Setelah Sybil ,yang kehadirannya diwakili oleh personal yang lain, menjalani psikoanalisa oleh Dr Wilbur, ditemukanlah trigger-trigger mengapa kepribadiannya pecah. Sybil mendapat siksaan yang luar biasa dari sang ibu , yang mengidap schizoprenia, sejak kecil tanpa pencegahan dari sang ayah sedikitpun. Hal itu, secara tidak langsung membuat sybil tidak mampu mengungkapkan kemarahan, kesedihan dan emosinya. Selain itu, nilai2 yang dianut secara ketat oleh orangtua sybil, namun kadang dinafikkan secara vulgar dihadapan sybil juga menjadi salah satu pemicu munculnya personal-personal lain dalam dirinya, personal-personal yang tidak terima akan penerimaan sybil terhadap lingkungan yang menekan dan mengabaikan dirinya.
Akhirnya setelah 11 tahun melakukan psikoanalisa, Dr. Wilbur berusaha menyamakan usia seluruh personal melalui hipnotis dan berusaha meyakinkan sybil untuk memenuhi keinginan-keinginan masing2 personal. Seperti kenyataan bahwa sybil sangat membenci ibunya yang telah menyiksanya, yang dinafikkan oleh Sybil karena norma mengatakan bahwa seorang anak tidak boleh membenci ibunya. Dan Sybil yang sebelumnya tidak bisa marah, tidak bisa menangis pun akhirnya bisa mengungkapkan emosi-emosinya. Hal ini pun berhasil membuat personal-personal lain untuk menerima kondisi sybil, seperti Vicky yang sebelumnya selalu berharap ibunya akan datang menjemputnya dari Paris, akhirnya mengakui bahwa Hattie Dorsett / Ibu Sybil adalah ibunya juga. Perlahan-lahan, trauma-trauma lain dibuka dan pada akhirnya Sybil pun berhasil mengungkapkan emosinya dan berhasil menolak penekanan-penekanan terhadap dirinya. Dan seiring waktu berlalu, semakin banyak personal yang menyatukan diri sebagai Sybil sehingga Sybil pun menjadi Sybil yang satu.

Contoh kasus 10, Phobia Kecoa

Anak saya Kinanty, 9 tahun, sangat takut dengan kecoa, kalau Ia sedang ke dapur dan melihat kecoa ia langsung ngibrit lari dan memanggil mbaaaaaahhhh…ada kecoaaaaaa. Begitupun bila Ia mendapati kecoa di kamar mandi Ia langsung lari. Pengalaman itu membuat Ia takut bila ingin mengambil piring ke dapur atau ke kamar mandi.

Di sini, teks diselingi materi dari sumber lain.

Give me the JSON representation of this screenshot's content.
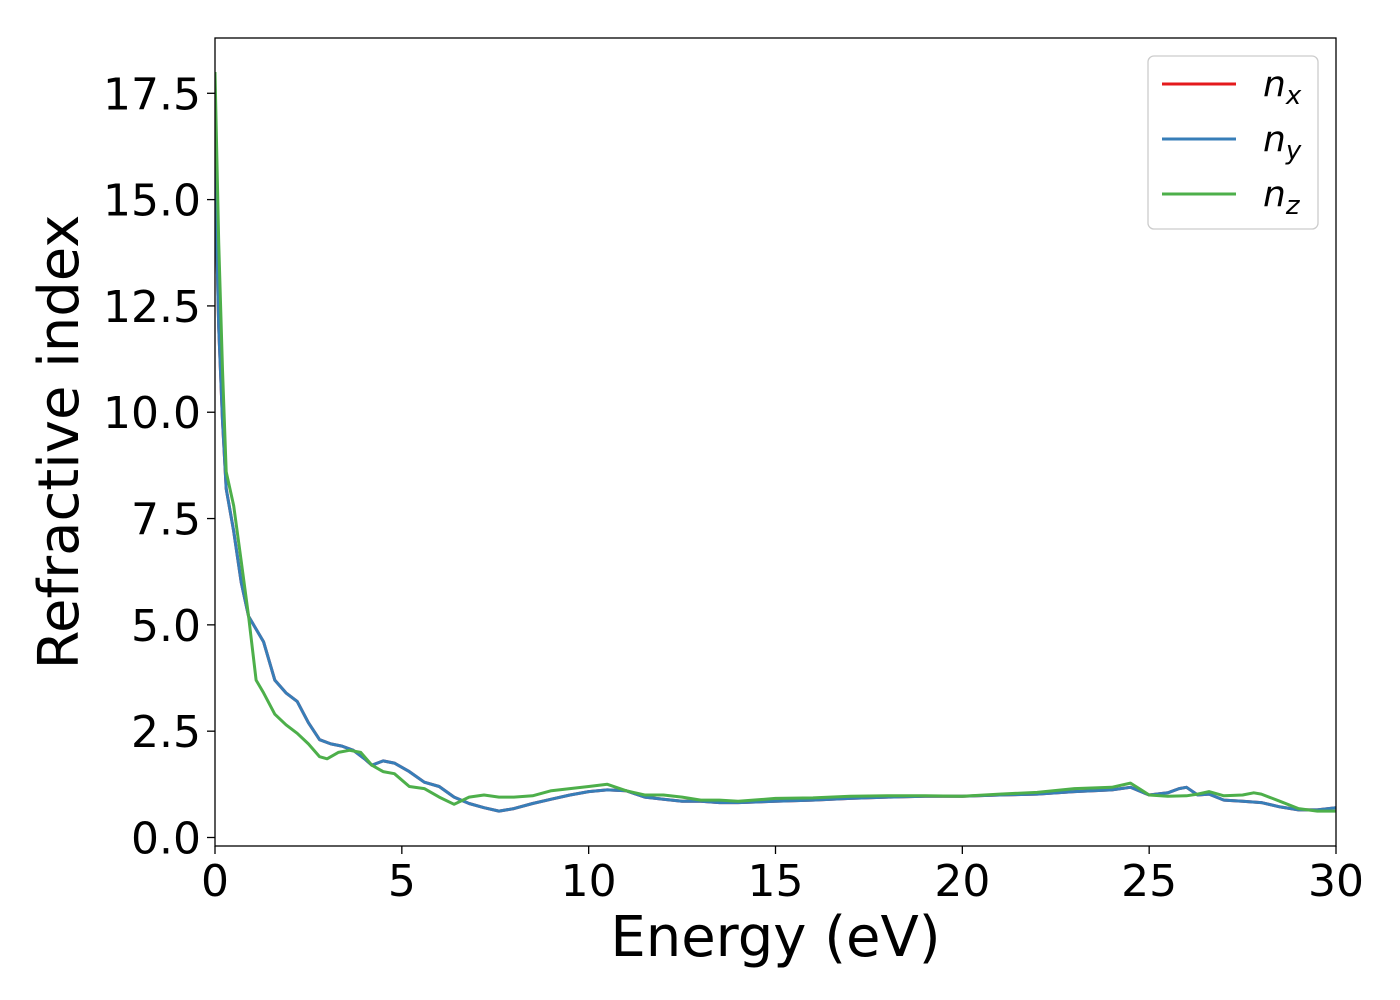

Saya coba lakukan tapping pada anak saya terhadap rasa takut pada kecoa. Saya memintanya untuk mengikuti setup word yang saya ucapkan dan memintanya membayangkan kecoa ketika saya tapping. Satu putaran tidak membuat hilang takutnya pada kecoa. Saya ketahui ini ketika saya memintanya untuk membayangkan kecoa dan Ia mengatakan masih takut. Lalu saya coba gali lebih spesifik dengan menanyakan pengalaman dengan kecoa yang pernah Ia alami. Anak saya mengatakan takut bila melihat kecoa terbang. Lalu saya lakukan tapping dengan aspek tersebut. Setelah itu saya meminta Ia membayangkan kembali kecoa yang terbang tapi ia mengatakan masih takut. Saya tanyakan kembali hal apa yang diingat ketika ia takut melihat kecoa, Anak saya mengatakan ia takut dengan sayap kecoa ketika terbang. Lalu saya tapping dengan aspek tersebut. Setelah tapping dengan versi sortcut saya meminta anak saya membanyangkan kembali. Tapi ia masih merasa takut. Kemudian saya mencoba gali kembali pengalaman yang lalu. Kali ini anak saya mengatakan dulu sewaktu ia mencuci piring pernah dihinggapi oleh kecoa. Lalu saya kembali melakukan tapping dengan aspek ini. Setelah saya meminta membayangkan peristiwa itu kembali ia mengatakan kini ia tidak takut lagi pada kecoa. Saya mendapati bukti bahwa anak saya sudah hilang takut pada kecoanya dari laporan ibu saya yang mengatakan bahwa anak saya sudah tidak lari ataupun bereakti ketika ada kecoa di dapur dan kamar mandi.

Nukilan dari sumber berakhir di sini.